Void Star (2017) is a brilliant, dense and challenging hard science fiction novel with a literary bent, rich in descriptions and imagery. It’s set in a relatively near future, perhaps a hundred years or so in our future. The chapters alternate between the viewpoints of three characters from vastly different social strata:
- Irina has a vanishingly rare type of cranial implant that enables her to communicate wirelessly with computers, from the simplest electronic devices to the most complex artificial intelligences, in addition to giving her perfect recall ― a true photographic memory. She’s an independent consultant who acts as a troubleshooter for people who are having trouble with their information systems and AIs. But now her latest employer, a vastly wealthy and powerful tycoon, is mounting a chillingly deadly effort to capture her for some unknown but ominous-sounding purpose.
- Kern is one of the numberless poverty-stricken masses who live in favelas outside of the cities, formed of concrete walls and rooms many layers deep. With the help of programs and videos on a scrounged laptop, he has relentlessly trained himself in martial arts, and gets by doing odd enforcement and theft jobs. His latest job, a simple theft of a particular phone, goes bad, and he, like Irina, is on the run, helped by a mysterious woman who coaches him through the phone on where to go and what to do. Oddly, she doesn’t seem to recognize him when they finally meet in person.
- Thales is the youngest son of the former Brazilian Prime Minister, who died in an attack that also left Thales damaged. He’s mathematically brilliant but having memory issues, and is now under medical care in Los Angeles. He, too, has a cranial input that assists his memory and saved his life. But when a ragged stranger accosts him at a hotel, telling him that they are both victims and asking him (before being dragged away by guards) how much he remembers, he realizes that other than a few random memories, he recalls nothing of his life before he was brought to Los Angeles.
These three characters and their plot threads are entirely disconnected at first, only gradually beginning to weave together deep in the story, as the reader is illuminated, along with the characters, that all may not be as it seems.
Void Star contains all kinds of fascinating ideas woven into a complex and rather opaque plot: Climate changes that have made many places unrecognizable. Rejuvenation treatments offered by a future version of the Mayo Clinic that can keep you youthful well into your second hundred years, but are prohibitively expensive for most people ― and if you try to start the treatments too late or miss even one of your annual visits, you’re done for. Automated drones and self-driving automobiles make life easier, at least for those who have resources.
But the world of Void Star is dominated by the AIs, independent of humans and impossibly complex (they’ve been manufacturing and upgrading themselves for several generations), and the ability (and sometimes curse) of people who have implants, allowing them to enter the virtual reality of cyberspace and communicate, to some limited degree, with the AIs that inhabit that space.
… she turns on her implant’s wireless, is instantly aware of the constellations of the thousands of nearby machines. She scans through them and finds the elevator and sees that its software hasn’t been updated in years – infrastructure, she’s noticed, is often lost in the shuffle. She tells it lies like bad patterns whispered in its ear, and it’s soon persuaded that she’s a long overdue maintenance program sent by the manufacturer and by the time the elevator starts to slow it’s entirely hers and she’s never been happier about committing a felony.
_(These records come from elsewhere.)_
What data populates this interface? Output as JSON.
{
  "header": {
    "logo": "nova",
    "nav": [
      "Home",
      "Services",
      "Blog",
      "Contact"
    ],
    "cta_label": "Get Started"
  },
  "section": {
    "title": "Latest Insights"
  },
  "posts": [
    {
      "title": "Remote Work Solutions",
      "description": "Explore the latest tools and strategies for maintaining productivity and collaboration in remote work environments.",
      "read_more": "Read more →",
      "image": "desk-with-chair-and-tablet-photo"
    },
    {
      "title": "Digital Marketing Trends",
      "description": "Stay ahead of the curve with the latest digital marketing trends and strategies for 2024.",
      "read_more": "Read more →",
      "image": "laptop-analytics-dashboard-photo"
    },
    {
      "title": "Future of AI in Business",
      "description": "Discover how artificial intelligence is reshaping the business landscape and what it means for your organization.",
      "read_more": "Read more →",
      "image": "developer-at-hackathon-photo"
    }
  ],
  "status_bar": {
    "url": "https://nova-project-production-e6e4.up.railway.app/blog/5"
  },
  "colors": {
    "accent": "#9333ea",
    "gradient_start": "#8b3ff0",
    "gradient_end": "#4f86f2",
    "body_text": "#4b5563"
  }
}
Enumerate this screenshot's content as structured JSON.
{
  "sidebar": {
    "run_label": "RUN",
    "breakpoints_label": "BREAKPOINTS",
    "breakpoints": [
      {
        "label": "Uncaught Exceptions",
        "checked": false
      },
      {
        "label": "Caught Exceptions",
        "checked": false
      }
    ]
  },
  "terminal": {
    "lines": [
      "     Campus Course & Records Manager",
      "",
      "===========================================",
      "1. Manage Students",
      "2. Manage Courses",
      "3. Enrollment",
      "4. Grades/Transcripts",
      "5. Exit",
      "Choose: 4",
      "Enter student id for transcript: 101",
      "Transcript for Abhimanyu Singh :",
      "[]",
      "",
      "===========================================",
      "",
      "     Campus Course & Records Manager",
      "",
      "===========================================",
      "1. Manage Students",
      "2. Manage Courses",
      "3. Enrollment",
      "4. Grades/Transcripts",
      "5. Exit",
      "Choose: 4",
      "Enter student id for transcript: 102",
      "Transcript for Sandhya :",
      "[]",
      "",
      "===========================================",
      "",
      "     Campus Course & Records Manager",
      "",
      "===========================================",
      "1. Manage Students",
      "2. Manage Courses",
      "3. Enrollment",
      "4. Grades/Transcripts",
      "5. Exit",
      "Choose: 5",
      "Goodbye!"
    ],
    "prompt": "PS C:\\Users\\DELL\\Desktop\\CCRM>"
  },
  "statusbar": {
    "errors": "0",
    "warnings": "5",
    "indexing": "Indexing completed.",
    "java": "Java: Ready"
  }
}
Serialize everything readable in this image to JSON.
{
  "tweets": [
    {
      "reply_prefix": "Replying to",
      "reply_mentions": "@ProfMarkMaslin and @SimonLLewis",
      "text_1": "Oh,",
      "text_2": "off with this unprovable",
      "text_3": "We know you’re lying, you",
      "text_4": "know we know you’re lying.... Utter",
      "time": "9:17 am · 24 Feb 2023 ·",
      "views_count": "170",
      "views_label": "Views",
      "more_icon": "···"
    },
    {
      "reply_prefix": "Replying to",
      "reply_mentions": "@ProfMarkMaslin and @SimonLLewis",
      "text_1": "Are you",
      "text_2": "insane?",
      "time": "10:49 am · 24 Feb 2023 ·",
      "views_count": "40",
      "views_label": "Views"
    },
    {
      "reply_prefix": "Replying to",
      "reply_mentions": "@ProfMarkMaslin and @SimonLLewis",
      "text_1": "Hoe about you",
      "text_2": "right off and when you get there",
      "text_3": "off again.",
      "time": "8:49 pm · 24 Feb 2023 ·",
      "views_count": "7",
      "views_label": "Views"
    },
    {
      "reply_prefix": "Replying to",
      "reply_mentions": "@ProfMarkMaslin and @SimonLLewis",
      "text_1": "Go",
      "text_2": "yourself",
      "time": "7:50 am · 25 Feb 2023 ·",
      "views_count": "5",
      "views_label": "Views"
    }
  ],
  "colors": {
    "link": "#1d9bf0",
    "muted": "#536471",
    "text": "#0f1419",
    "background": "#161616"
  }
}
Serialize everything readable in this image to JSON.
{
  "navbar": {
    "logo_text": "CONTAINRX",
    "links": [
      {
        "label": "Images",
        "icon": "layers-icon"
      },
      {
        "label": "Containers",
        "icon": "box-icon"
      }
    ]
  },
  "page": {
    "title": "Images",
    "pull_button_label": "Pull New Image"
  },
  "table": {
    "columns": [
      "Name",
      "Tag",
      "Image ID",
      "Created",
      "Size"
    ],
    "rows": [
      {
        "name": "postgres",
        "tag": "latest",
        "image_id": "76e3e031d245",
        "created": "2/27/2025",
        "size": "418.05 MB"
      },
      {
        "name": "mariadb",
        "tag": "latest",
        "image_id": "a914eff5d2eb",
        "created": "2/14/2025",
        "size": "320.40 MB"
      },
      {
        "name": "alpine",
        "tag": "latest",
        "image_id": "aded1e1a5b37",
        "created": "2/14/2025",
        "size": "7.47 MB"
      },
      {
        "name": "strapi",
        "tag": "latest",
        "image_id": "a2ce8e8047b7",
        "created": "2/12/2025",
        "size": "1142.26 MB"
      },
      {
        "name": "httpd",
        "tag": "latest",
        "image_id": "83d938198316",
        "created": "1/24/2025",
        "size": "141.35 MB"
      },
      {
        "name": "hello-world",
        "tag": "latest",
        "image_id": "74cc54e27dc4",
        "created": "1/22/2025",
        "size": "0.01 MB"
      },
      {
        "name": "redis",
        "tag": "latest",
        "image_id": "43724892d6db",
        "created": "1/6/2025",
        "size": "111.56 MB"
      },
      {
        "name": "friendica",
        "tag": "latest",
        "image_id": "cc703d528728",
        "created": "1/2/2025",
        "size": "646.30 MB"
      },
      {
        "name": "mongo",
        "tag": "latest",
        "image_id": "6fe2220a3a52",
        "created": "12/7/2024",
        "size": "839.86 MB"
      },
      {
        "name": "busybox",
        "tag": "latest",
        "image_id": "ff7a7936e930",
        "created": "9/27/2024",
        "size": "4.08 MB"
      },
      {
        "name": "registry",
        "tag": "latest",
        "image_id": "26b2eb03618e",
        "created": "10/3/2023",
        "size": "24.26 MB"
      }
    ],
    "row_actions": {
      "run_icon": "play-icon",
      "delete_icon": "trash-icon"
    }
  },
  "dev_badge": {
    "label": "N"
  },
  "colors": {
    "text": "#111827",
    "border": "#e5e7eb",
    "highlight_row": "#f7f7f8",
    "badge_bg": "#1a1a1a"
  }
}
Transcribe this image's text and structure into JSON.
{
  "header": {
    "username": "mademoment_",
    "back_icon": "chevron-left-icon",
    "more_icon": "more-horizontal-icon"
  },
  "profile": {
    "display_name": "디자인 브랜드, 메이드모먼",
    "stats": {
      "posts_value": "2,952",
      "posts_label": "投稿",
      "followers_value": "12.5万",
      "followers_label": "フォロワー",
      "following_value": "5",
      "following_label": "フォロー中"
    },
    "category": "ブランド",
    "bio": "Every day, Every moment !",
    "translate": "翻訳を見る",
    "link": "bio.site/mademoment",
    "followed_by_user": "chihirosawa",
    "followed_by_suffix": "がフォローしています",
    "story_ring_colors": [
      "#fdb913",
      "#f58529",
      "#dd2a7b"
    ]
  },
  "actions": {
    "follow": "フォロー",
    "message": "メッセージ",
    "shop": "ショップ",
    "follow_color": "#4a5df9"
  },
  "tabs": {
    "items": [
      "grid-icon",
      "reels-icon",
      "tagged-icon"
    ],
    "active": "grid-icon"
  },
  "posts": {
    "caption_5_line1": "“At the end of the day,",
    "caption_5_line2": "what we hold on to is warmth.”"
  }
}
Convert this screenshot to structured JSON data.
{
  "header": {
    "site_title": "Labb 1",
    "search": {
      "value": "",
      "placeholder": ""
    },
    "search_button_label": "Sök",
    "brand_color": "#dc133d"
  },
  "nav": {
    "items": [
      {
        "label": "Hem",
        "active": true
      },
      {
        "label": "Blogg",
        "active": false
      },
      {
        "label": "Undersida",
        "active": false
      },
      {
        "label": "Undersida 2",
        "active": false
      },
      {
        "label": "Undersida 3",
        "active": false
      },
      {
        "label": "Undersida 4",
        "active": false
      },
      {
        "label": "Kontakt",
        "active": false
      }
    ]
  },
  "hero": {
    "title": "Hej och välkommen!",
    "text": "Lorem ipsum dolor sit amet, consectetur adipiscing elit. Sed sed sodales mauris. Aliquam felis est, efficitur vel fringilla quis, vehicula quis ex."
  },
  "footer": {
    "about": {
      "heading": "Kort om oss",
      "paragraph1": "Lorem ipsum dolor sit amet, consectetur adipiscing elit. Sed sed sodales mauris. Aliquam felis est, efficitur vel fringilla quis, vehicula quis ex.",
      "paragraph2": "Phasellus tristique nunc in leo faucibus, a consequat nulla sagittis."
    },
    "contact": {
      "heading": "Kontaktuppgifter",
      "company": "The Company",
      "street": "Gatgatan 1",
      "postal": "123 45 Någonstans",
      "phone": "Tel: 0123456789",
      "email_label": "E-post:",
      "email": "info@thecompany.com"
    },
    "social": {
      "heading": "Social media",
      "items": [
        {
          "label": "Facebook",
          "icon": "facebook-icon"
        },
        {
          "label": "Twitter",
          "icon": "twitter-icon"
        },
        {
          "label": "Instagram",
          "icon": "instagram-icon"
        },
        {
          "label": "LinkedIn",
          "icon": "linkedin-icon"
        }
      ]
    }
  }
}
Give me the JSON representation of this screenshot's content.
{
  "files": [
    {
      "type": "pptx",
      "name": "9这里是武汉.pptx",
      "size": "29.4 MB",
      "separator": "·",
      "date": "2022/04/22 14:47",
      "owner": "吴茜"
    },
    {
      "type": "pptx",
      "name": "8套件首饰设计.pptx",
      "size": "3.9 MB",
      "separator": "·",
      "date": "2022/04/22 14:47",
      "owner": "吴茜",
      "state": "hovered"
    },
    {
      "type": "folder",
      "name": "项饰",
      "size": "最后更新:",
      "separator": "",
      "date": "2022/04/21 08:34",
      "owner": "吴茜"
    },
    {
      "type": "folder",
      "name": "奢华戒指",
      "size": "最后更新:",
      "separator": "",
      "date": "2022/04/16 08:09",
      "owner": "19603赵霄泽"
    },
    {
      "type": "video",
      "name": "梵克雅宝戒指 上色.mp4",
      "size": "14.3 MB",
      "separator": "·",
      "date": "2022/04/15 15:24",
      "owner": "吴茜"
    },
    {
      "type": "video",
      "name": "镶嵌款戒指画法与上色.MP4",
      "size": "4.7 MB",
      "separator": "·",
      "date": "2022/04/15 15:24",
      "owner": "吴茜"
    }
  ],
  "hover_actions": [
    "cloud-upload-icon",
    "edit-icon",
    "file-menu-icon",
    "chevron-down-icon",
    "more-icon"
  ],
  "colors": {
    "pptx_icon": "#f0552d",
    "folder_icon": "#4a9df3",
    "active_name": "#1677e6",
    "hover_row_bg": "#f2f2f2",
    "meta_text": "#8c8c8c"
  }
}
In Kern’s laptop game, the “Void Star” is the ultimate challenge, where the final battle with the Lord of Shadows awaits, which has its analog in the plot of this novel. The phrase “Void Star” is also a reference to void * in C and C++ software programming: it’s a pointer to an unspecified type of memory location, which is a a programming technique for more easily building a solution, but a risky one. As one programming website comments, “[t]he disadvantage of using void * is that you throw type safety out the window and into oncoming traffic.” This concept, too, is echoed in the plot of Void Star.
Void Star is an ambitious, literary book that will frustrate some readers and delight others. It reminds me of some of Neal Stephenson‘s work, particularly The Diamond Age (to which Kern’s laptop experience owes a clear debt), although I think Zachary Mason has crafted a much better ending. The language is often ornate and the concepts can be tricky to grasp. Sometimes the details threaten to overwhelm, particularly where the overall picture is elusive, only partially revealed until late in the book. It’s also a claustrophobic world, one where danger is always around the corner, and where what seems to be real may or may not be so. The plot got a little murky at times, but Void Star is so creative and intriguing, with such distinctive characters and ideas, that I loved it anyway. It’s already luring me in for a reread, to see how much more is revealed the second time around.